Still, among them is greatness: Friday Night Lights would be my arguement for for that - a drama with a huge social panorama to draw from and drill into with high stakes.

I like too that it isn't in a court of law or a hospital.

Heroes is very interesting as well. And as much as I hate to admit it, the first year of LOST is amazing.

That's what I think anyway.

joe said...

you know i love the MEDIUM. i can't help it. i just do.

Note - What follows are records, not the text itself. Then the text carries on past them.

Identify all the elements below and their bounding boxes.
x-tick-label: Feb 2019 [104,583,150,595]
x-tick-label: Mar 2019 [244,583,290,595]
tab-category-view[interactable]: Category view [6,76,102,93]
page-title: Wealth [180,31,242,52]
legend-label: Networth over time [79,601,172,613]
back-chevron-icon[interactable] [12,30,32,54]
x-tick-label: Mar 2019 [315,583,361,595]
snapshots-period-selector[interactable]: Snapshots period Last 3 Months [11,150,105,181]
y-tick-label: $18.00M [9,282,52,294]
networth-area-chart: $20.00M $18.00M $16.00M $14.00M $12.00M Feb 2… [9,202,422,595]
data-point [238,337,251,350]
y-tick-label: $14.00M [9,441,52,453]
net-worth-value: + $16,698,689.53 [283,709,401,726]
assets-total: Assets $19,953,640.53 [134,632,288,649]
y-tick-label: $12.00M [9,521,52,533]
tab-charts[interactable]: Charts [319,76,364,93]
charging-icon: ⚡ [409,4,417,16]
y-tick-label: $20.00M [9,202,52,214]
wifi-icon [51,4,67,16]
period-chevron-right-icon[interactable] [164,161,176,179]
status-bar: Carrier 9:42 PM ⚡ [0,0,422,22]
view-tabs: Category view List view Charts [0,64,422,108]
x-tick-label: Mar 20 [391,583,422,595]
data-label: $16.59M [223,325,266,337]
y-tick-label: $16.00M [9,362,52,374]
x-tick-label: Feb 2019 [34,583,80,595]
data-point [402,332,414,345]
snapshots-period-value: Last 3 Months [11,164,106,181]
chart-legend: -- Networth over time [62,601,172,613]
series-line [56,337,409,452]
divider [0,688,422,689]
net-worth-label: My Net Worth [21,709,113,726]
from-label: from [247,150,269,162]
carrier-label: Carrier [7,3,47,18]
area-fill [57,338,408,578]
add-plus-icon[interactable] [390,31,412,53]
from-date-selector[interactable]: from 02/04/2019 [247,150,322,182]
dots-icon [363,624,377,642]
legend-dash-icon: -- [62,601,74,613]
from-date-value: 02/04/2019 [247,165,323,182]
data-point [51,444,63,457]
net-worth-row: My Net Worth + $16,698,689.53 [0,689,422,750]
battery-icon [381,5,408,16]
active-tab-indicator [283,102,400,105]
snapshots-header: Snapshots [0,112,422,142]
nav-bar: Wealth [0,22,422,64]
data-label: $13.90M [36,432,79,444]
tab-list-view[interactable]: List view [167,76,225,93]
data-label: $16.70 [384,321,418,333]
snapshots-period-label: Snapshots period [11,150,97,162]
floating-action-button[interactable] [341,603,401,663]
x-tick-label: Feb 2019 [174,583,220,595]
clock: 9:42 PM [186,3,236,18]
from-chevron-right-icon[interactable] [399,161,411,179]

and i love the idea of tv. i just wish that it was used to its fullest potential.

Jeff said...

Malachy, I totally agree that the TV shows of yore sucked hard (the Trek excepted, of course) compared to today's offerings. I love The Wire, Sopranos, Six Feet Under, even Entourage is pretty good. I'm also a big fan of Battlestar Galactica and I LOVED Firefly. Even reality TV has my attention with shows like Idol and Top Chef. I confess I have not watched Medium or Friday Night Lights. I'll have to check 'em out. Quick thought: could you combine your love of movies and their cleaner canvass with TV's lower barriers and write a pilot for a new series? For my money, the world is woefully short of good sci-fi, which seems absurd given technology's rise in our culture.

Malachy Walsh said...

Jeff -

I'd love to write a pilot - and I'm working up a few ideas now. But none of them are for sci-fi's. Though I read a lot of sci-fi when I was a kid, I didn't keep up with it when I got older...

Too bad. Those things seem to get made.